At a conference in Jamaica, Andrea Minichiello Williams, a member of the General Synod and CEO of Christian Concern and the Christian Legal Centre, advocated that Jamaica maintains its anti-gay legislation.
It is not possible to reconcile Dromantine’s unreserved commitment to pastoral care, support, love and value for LGB&T people with Anglican support for the Bills in Uganda and Nigeria. Archbishop Ntagali wants to offer conditional love, dependent on repentance, rejection of which leads to God’s wrath on the country according to Bishop Gidudu. I think the Archbishop really does want the Church to welcome LGB&T people, but doesn’t understand how support for the Bill fatally compromises his desire.
Uganda and Nigeria are among the Provinces of the Anglican Communion who’s Primates and bishops make statements which reject the full humanity of LGB&T people as created and loved by God unconditionally – together with every member of the human race.
Ugandan and Nigerian support for the Bills highlights the challenge faced by the Anglican Communion in general and the Archbishop of Canterbury in particular. The Bills not only extend the criminalization of LGB&T people to supportive families, friends and priests but increases the level of homophobia in both countries, putting LGB&T lives and safety at risk. I’m sure the Ugandan and Nigerian Primates and bishops are aware of this.
In dramatic contrast, in England and other countries, equal marriage is already or is about to become legal, extending the equal status of LGB&T people.
Faced with the prejudiced, homophobic attitudes of some Primates and bishops in the Communion, what are the policy makers and opinion formers of the Church of England to do about such attitudes? Where do the Archbishops, bishops and key staff members at Church House, Lambeth Palace and the Anglican Communion Office really stand? I’m pretty sure those I know reasonably well, while not necessarily supporting equal marriage, are totally opposed to the criminalization and imprisonment of LGB&T people and of the rhetoric and teaching which puts lives in danger.
There are a range of organizations in the Church of England which campaign to various degrees against the full inclusion of lesbian, gay, bisexual and transgender people in the Church. They include Reform, the Christian Institute, Anglican Mainstream, the Church of England Evangelical Council, and in a less extreme form, Fulcrum.

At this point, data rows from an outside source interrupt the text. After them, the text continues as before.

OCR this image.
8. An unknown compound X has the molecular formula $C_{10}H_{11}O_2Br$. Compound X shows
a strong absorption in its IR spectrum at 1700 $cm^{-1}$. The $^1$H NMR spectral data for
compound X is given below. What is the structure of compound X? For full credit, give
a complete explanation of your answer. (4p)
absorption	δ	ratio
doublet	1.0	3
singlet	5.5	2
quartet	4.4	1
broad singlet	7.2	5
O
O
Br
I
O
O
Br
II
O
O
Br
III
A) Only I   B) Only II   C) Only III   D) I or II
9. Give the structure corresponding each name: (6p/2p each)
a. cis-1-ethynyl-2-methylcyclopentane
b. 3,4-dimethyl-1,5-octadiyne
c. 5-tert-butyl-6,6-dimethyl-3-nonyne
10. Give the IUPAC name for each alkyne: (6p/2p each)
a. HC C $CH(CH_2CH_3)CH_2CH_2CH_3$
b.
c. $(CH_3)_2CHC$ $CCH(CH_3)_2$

The Archbishops, bishops and senior church staff are confronted with difficult decisions. Do they stand with those in the Anglican Communion who criminalize or would further criminalize LGB&T people, intensifying homophobia and prejudice, putting lives at risk and exacerbating vulnerability, guilt, depression and suicide in LGB&T people? Or do they stand with the full implications of the Dromantine statement?
- Unreservedly committed to the pastoral support and care of homosexual people
- Opposed to the victimisation or diminishment of human beings whose affections happen to be ordered towards people of the same sex – which is anathema to the Primates
- Assuring homosexual people that they are children of God, loved and valued by him, and deserving of the best we can give of pastoral care and friendship
The Dromantine statement made a dramatically strong commitment to homosexual people (which has to be extended to include bisexual and transgender people). The statement brought the Primates and bishops of the Communion into conflict with the intense anti-gay prejudice maintained on the basis of scripture and tradition in many Provinces and conservative organisations.
The unresolved conflict can only grow in intensity this year. I hope key people will find the courage to take a stand on one side or the other so that we can be clear – is Dromantine a document which commands respect? Because at the moment, it is widely ignored and its commitments abused.
Changing Attitude is determined to make 2014 a year of change – positive, holy change in Christian attitudes towards LGB&T people. I hope and pray the leaders of our Communion will be confronted with a stark choice– to protect the lives and dignity of LGB&T people or capitulate to prejudice and admit that we are not to be fully included as equals in the Kingdom of God.